Atlanta managed service providers have the resources and knowledge necessary to identify and protect against hackers and cyber threats.
The most important asset that a company owns is their data. A building and equipment can be replaced, but if digital information is stolen or compromised, that can destroy the business. Every CEO shudders at the prospect of having to tell customers their personal information has been hacked. The theft and misuse of proprietary information could irreparably damage a company's brand. Yet, this crucial and irreplaceable information may not be as well-protected as it should be.
Do CEOs Pay Enough Attention to Cybersecurity?
Successful CEOs know how to delegate important tasks to those they trust. Protecting the company's data is the job of the CIO, who is also being pulled in many different directions. How successful are those efforts? In the annual PwC survey of global executives, over 41% of U.S. executives stated that there had been at least one threat to their company data during the past year. The impact of these security incidents was divided between financial losses, the theft of intellectual property, and damage to the company's reputation and brand.
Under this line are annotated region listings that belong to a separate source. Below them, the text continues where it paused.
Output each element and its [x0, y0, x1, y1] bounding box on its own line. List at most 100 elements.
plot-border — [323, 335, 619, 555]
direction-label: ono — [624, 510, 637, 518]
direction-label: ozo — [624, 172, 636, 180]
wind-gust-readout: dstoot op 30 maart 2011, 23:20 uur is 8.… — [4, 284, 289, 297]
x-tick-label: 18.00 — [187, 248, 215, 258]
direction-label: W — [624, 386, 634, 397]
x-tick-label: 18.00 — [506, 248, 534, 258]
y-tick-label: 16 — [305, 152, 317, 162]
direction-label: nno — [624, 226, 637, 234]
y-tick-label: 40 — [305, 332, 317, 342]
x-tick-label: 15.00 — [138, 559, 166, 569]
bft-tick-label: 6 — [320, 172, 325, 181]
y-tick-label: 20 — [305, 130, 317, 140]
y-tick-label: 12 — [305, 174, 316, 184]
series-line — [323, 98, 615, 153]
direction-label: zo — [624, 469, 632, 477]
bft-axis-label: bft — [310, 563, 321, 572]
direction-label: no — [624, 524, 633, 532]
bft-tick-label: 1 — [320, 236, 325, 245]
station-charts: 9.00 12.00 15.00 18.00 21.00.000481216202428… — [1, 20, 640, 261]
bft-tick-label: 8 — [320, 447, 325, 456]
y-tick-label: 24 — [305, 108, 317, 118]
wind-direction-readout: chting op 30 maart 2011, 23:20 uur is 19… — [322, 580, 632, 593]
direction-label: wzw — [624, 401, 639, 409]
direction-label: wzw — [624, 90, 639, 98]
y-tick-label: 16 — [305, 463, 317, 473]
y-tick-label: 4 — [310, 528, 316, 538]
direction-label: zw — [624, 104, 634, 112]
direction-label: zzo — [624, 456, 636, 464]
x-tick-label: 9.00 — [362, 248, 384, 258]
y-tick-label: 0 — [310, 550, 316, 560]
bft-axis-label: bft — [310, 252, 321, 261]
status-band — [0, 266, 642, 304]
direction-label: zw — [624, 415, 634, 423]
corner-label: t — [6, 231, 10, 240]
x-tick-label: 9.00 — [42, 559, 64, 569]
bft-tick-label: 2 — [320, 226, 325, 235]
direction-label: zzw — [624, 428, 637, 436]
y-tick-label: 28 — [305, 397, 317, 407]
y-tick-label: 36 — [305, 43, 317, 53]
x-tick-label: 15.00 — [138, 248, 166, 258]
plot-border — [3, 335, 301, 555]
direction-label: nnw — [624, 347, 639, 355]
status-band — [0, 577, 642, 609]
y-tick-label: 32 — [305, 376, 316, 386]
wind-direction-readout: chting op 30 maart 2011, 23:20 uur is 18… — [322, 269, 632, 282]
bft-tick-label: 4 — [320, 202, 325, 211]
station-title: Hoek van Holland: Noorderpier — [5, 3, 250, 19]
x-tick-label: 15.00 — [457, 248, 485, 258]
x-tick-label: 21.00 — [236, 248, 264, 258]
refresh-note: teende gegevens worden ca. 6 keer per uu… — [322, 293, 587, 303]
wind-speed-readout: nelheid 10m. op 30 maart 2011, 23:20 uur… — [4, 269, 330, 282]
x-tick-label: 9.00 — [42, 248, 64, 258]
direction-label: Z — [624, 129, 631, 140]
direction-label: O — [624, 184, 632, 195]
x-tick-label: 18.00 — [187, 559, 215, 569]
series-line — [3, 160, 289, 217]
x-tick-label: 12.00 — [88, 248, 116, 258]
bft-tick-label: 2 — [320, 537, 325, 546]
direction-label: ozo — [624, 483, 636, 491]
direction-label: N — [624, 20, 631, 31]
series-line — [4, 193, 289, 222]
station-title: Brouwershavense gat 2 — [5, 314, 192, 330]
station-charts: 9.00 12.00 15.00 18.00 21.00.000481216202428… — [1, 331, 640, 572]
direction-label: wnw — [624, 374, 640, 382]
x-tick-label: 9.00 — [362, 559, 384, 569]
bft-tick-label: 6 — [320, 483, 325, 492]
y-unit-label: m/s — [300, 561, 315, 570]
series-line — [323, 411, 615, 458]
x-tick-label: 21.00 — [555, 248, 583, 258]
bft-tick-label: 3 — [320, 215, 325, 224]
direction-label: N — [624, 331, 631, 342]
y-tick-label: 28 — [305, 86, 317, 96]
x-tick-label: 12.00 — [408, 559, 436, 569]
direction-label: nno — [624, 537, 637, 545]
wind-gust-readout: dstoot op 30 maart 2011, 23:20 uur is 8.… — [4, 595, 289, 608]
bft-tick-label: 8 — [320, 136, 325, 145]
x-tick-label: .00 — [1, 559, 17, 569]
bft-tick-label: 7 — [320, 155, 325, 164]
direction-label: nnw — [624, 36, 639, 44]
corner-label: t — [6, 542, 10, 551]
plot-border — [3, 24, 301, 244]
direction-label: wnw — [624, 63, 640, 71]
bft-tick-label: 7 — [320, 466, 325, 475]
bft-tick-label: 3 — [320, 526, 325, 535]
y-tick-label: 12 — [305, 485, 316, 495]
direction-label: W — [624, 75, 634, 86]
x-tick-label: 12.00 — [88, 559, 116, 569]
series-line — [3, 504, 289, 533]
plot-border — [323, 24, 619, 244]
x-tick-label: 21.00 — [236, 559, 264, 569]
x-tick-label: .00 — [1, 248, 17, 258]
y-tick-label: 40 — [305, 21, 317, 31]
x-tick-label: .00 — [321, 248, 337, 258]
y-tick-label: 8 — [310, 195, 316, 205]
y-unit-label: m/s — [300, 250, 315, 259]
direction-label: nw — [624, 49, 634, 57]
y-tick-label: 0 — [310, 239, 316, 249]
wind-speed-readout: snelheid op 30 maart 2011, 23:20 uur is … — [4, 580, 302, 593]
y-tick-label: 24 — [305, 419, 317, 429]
Given the impact that loss of data can have, why do many people feel that CEOs aren't sufficiently concerned with data security?
- CEOs tended to report that lack of resources prevented them from increasing the level of information security.
- CFOs, on the other hand, felt that CEOs were not demonstrating enough leadership in this area.
- Those directly concerned with providing the data security, the CIO and technicians, felt that the organization as a whole did not understand the depth of the problem.
The Four Different Levels of Cyberthreats
Nuisance Hacking: A nuisance hacker could be a bright teenager who manages to get into the company's website and defaces it. This type of hack is usually fairly quick to discover and correct.
Financial Hacking: Financial hacking can involve the thefts of customer data, employee passwords, or a search for data that could be used for stock manipulation.
Theft of Intellectual Property: It's no secret that foreign state-sponsored hackers are constantly at work stealing trade secrets, manufacturing processes and specifications, and other intellectual property. Some of these thefts endanger national security. Malicious worms may be embedded into the target system for years before being activated. It's reported that the Stuxnet worm had been within the Iranian systems linked to uranium production for four years before taking down those systems.
Hacktivism: WikiLeaks typifies this type of hacker. The goal is to steal private information and publicly disclose it with the intent of destroying the company's brand in the eyes of the public.